Disk Scheduling Algorithm Comparison

Algorithm

Characteristics / Notes

FCFS

Simple, fair, but high average seek time.

SSTF

Selects nearest request; may cause starvation.

SCAN

Moves back and forth like an elevator; fairer.

C-SCAN

Circular movement; provides uniform response.

LOOK

SCAN variant that stops at last request.

C-LOOK

C-SCAN variant that jumps back after last request only.

RAID Structure

RAID (Redundant Array of Independent Disks) improves performance and reliability by combining multiple physical disks into a single logical unit.

Goals of RAID

  • Performance: Parallel data access increases throughput.
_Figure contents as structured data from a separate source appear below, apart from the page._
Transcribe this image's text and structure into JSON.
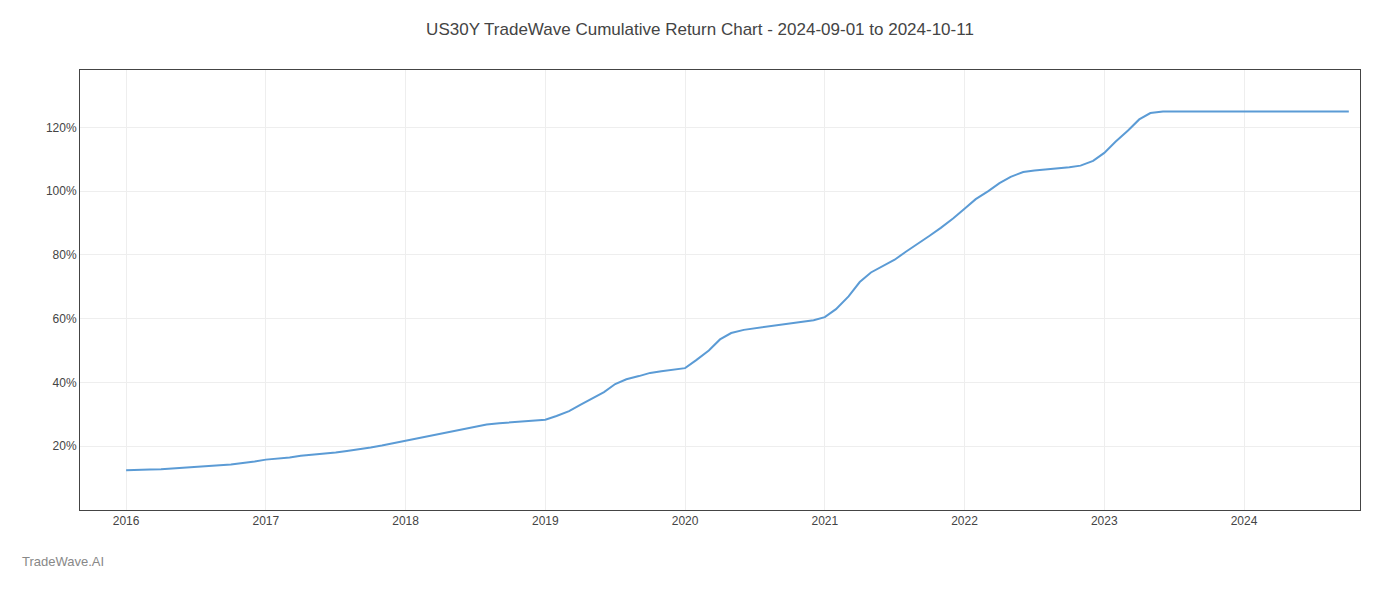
{
  "chart_data": {
    "type": "line",
    "title": "US30Y TradeWave Cumulative Return Chart - 2024-09-01 to 2024-10-11",
    "annotations": [
      "TradeWave.AI"
    ],
    "x": [
      2016.0,
      2016.08,
      2016.17,
      2016.25,
      2016.33,
      2016.42,
      2016.5,
      2016.58,
      2016.67,
      2016.75,
      2016.83,
      2016.92,
      2017.0,
      2017.08,
      2017.17,
      2017.25,
      2017.33,
      2017.42,
      2017.5,
      2017.58,
      2017.67,
      2017.75,
      2017.83,
      2017.92,
      2018.0,
      2018.08,
      2018.17,
      2018.25,
      2018.33,
      2018.42,
      2018.5,
      2018.58,
      2018.67,
      2018.75,
      2018.83,
      2018.92,
      2019.0,
      2019.08,
      2019.17,
      2019.25,
      2019.33,
      2019.42,
      2019.5,
      2019.58,
      2019.67,
      2019.75,
      2019.83,
      2019.92,
      2020.0,
      2020.08,
      2020.17,
      2020.25,
      2020.33,
      2020.42,
      2020.5,
      2020.58,
      2020.67,
      2020.75,
      2020.83,
      2020.92,
      2021.0,
      2021.08,
      2021.17,
      2021.25,
      2021.33,
      2021.42,
      2021.5,
      2021.58,
      2021.67,
      2021.75,
      2021.83,
      2021.92,
      2022.0,
      2022.08,
      2022.17,
      2022.25,
      2022.33,
      2022.42,
      2022.5,
      2022.58,
      2022.67,
      2022.75,
      2022.83,
      2022.92,
      2023.0,
      2023.08,
      2023.17,
      2023.25,
      2023.33,
      2023.42,
      2023.5,
      2023.58,
      2023.67,
      2023.75,
      2023.83,
      2023.92,
      2024.0,
      2024.08,
      2024.17,
      2024.25,
      2024.33,
      2024.42,
      2024.5,
      2024.58,
      2024.67,
      2024.75
    ],
    "values": [
      12.5,
      12.5,
      12.7,
      12.8,
      13.0,
      13.2,
      13.5,
      13.8,
      14.0,
      14.3,
      14.7,
      15.2,
      15.8,
      16.1,
      16.5,
      17.0,
      17.3,
      17.6,
      18.0,
      18.5,
      19.0,
      19.6,
      20.2,
      21.0,
      21.8,
      22.5,
      23.2,
      24.0,
      24.8,
      25.5,
      26.3,
      26.8,
      27.2,
      27.5,
      27.8,
      28.0,
      28.3,
      29.5,
      31.0,
      33.0,
      35.0,
      37.0,
      39.5,
      41.0,
      42.0,
      43.0,
      43.5,
      44.0,
      44.5,
      47.0,
      50.0,
      53.5,
      55.5,
      56.5,
      57.0,
      57.5,
      58.0,
      58.5,
      59.0,
      59.5,
      60.5,
      63.0,
      67.0,
      71.5,
      74.5,
      76.5,
      78.5,
      81.0,
      83.5,
      86.0,
      88.5,
      91.5,
      94.5,
      97.5,
      100.0,
      102.5,
      104.5,
      106.0,
      106.5,
      106.8,
      107.0,
      107.5,
      108.0,
      109.5,
      112.0,
      115.5,
      119.0,
      122.5,
      124.5,
      125.0,
      125.0,
      125.0,
      125.0,
      125.0,
      125.0,
      125.0,
      125.0,
      125.0,
      125.0,
      125.0,
      125.0,
      125.0,
      125.0,
      125.0,
      125.0,
      125.0
    ],
    "color": "#5b9bd5",
    "xlim": [
      2015.67,
      2024.83
    ],
    "ylim": [
      0,
      138
    ],
    "xticks": [
      2016,
      2017,
      2018,
      2019,
      2020,
      2021,
      2022,
      2023,
      2024
    ],
    "yticks": [
      {
        "value": 20,
        "label": "20%"
      },
      {
        "value": 40,
        "label": "40%"
      },
      {
        "value": 60,
        "label": "60%"
      },
      {
        "value": 80,
        "label": "80%"
      },
      {
        "value": 100,
        "label": "100%"
      },
      {
        "value": 120,
        "label": "120%"
      }
    ],
    "grid": true
  }
}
  • Reliability: Redundancy provides fault tolerance.

  • Capacity: Combines multiple disks into a larger virtual volume.

RAID Implementation Techniques

  • Data Striping: Distributes data across multiple disks to improve performance.
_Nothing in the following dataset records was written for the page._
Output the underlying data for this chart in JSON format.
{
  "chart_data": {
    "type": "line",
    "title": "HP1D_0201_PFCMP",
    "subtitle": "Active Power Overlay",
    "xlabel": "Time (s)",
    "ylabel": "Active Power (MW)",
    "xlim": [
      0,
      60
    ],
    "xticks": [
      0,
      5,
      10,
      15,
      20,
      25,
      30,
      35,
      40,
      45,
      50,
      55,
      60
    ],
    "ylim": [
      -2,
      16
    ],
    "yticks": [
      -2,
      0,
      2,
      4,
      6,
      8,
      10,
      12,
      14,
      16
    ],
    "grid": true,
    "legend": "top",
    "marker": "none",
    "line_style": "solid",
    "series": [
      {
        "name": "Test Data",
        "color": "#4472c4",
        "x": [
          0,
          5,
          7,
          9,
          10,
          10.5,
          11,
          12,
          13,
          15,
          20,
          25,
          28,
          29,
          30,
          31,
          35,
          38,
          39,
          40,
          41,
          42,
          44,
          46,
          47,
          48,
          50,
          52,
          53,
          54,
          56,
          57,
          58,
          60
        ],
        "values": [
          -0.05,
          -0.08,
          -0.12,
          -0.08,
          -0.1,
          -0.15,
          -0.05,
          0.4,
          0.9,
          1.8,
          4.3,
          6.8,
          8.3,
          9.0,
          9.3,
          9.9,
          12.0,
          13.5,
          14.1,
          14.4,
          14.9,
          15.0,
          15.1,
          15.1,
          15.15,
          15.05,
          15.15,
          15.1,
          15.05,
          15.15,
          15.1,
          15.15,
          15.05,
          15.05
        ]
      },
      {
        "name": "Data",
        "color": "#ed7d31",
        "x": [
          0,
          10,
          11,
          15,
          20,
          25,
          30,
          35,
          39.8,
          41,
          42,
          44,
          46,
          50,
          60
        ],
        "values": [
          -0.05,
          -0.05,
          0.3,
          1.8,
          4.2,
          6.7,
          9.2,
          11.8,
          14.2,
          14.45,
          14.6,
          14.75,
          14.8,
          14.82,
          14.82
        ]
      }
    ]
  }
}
  • Mirroring: Duplicates data on two or more disks for redundancy.

  • Parity: Stores error correction information that can rebuild data after a disk failure.

Common RAID Levels

RAID Levels Summary

Level

Description / Features

RAID 0

Data striping with no redundancy; best performance, no fault tolerance.

RAID 1

Mirroring; data duplicated on two disks; high reliability, lower usable capacity.

RAID 5

Block-level striping with distributed parity; good balance between performance and redundancy.

RAID 6

Like RAID 5 but with double parity; can survive two disk failures.

RAID 10 (1+0)

Combines mirroring and striping; high speed and reliability but high cost.
Advantages of RAID

  • Faster data access through parallelism.

  • Improved fault tolerance via redundancy.

  • Scalable storage capacity.

Disadvantages

  • Increased hardware cost.

  • Complexity in management and recovery.

  • Parity overhead in some configurations.

Summary

Mass Storage Summary

Concept

Key Points

Disk Structure

Disks consist of platters, tracks, sectors, and cylinders.

Disk Attachment

Can be local (SATA, NVMe) or network-based (NAS, SAN).

Disk Scheduling

Optimizes access order to reduce seek time.

RAID

Uses redundancy and striping for performance and reliability.
Key Takeaways

  • Disk performance depends on seek time, latency, and transfer time.

  • Disk scheduling algorithms balance fairness and efficiency.

  • RAID enhances both reliability and performance through redundancy.